In this episode of Out of the Box, Jess Overton is joined by Clement Halloo, Head of Marketing at Fabulous - an app that uses behavioral science to help individuals and teams build healthy habits. They discussed Fabulous's growth strategy, the importance of collaboration between Product, Creative, and UA teams, defining a brand vision, and much more.
Listen to the podcast or read the edited highlights below.
Using social channels to get the word out there
So the app really grew through direct response ads. The app was created in 2014 and grew really consistently and profitably. The channels that worked the best for us were Facebook and Instagram - no surprises there.
They worked so well because we could showcase the vibe and the tone of voice of the app. It's a beautiful app with a unique tone of voice. It makes creating habits easy and simple and fun. And so in terms of creatives, we were able to find assets that really resonated on Facebook, Instagram and on other paid social or social channels like Pinterest, which has been working really, really well. So social media was a great way to, for us to scale and get the word out there.
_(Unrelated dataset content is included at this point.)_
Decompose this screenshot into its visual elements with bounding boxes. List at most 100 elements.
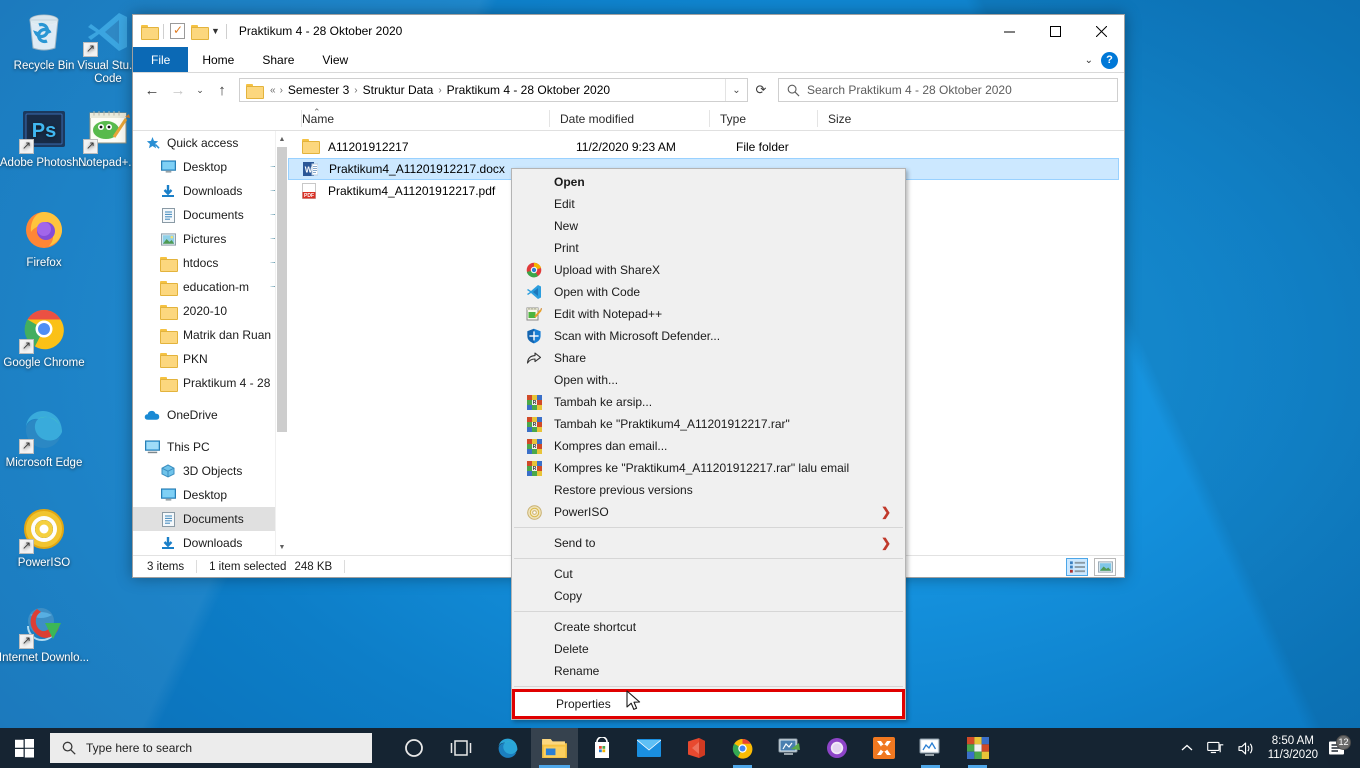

Next to the paid strategy, the team did an amazing job at creating an Instagram profile and organic presence online with an account that has a couple million followers.
Experimenting with new channels
We have a clear idea of what our audience is. Starting from that, the next logical step is figuring out where they spend most of their time. We know about social media, the channels that are the most used by our core audience, but we know as well, that the younger audience can find Fabulous interesting and useful, and actually pay for it as well. So recently we've been having some pretty good success with TikTok.
Learnings from the gaming industry
What I've learned and what impresses me still to this day about the mobile gaming industry is the creative testing strategy and creative optimization, which is extremely, extremely granular with hundreds of iterations every week.
This highly data-driven approach to creative is something that I brought to my next roles, focusing on having a more granular understanding of audiences, figuring out the audience motivations, and the characteristics as granularly as possible. That will guide creative production, channel selection, influencer selection, and so on.
Team structure for rapid creative testing
First we have an amazing creative lead who manages in-house designers and freelance designers as well. We also get support from the senior designer within the team who's collaborating with product, and who's also sort of the keeper of the brand, if you will, making sure that we don't stray too far away from the brand.
Essentially how this works is the UA team would tell us to tell the creative team what are their needs are, for instance "we need to scale UAC... we don't have enough videos, or enough static assets for that format". So explaining the needs, explaining the specificities of the channel, the contexts in which the ads will show what kind of targeting is available and so on and so forth.
So there is this dissemination of knowledge from the UA team to the creative team, to make sure that when the creative teams go back and create these tons of assets within a week that there is no need for a ton of back and forth. We're still a small team. There's two people in the UA team, the creative team is a bit bigger - but making sure communication is efficient is the most important thing.
In addition to efficient communication in speeding up the creative testing and production process, it helps when the creative folks focus on the style and the design experimentations. So the UA team needs to make sure they have as many creatives as they need in the right format, in the right sort of diversity in terms of contents, but in the end, the creative folks have total freedom.
Defining a brand vision
The first thing is figuring out your brand values. What do you stand for? What makes you unique in the world? What makes you different from the competitors? That's the foundation and the process then is about aligning the product roadmap. Our product is seven years old, but the product has evolved a lot and will continue to evolve.
There are features that are being tested literally every week and big changes coming up. And we need to make sure that the product itself evolves in a way that's in line with our brand, with our principles or ideals. One lever we also want to use is user research. Asking our users is good to understand what Fabulous stands for and make sure this resonates really well with our current users and our potential users. From there you get a lot of insights that will help you put together your brand guidelines.
Product and UA teams working together
I think at Fabulous is the closest I've seen a product team and the marketing team working together. It's just incredibly important for the product team, which we call the growth team. The growth team at Fabulous is composed of behavioral economists, so every product manager has a background in behavioral economy and they are extremely interested by the kind of traffic we bring. If we get a breakthrough on TikTok, and we bring a "TikTok audience", that has an impact on metrics.
And when there's a product manager that looks at the onboarding and they look at their metrics and see some movement, sometimes there is a clear relationship or correlation with what we've been doing in UA. So understanding the nature of the audience is very important for Product.
For UA, you need to have the product knowledge to be able to showcase new features, and know what the product team is working on and preparing for this. In addition, it's important for UA teams to understand the funnel really, really well - the app funnel and the web funnel. Because this impacts UA results directly. If an experiment is being done on the product side and UA sees this in their data, whether there's a drop or a massive increase, they simply need to know why. So that data from UA and from product helps the other team out.
I think one kind of cool and fun example of where this collaboration can be seen in the app is when we've had creative success in UA or in social media, where a creative was obviously bringing so much value to users and potential users, and as a result this creative somehow made its way into the app as well. So really the product has both eyes and both ears on what UA does and vice versa.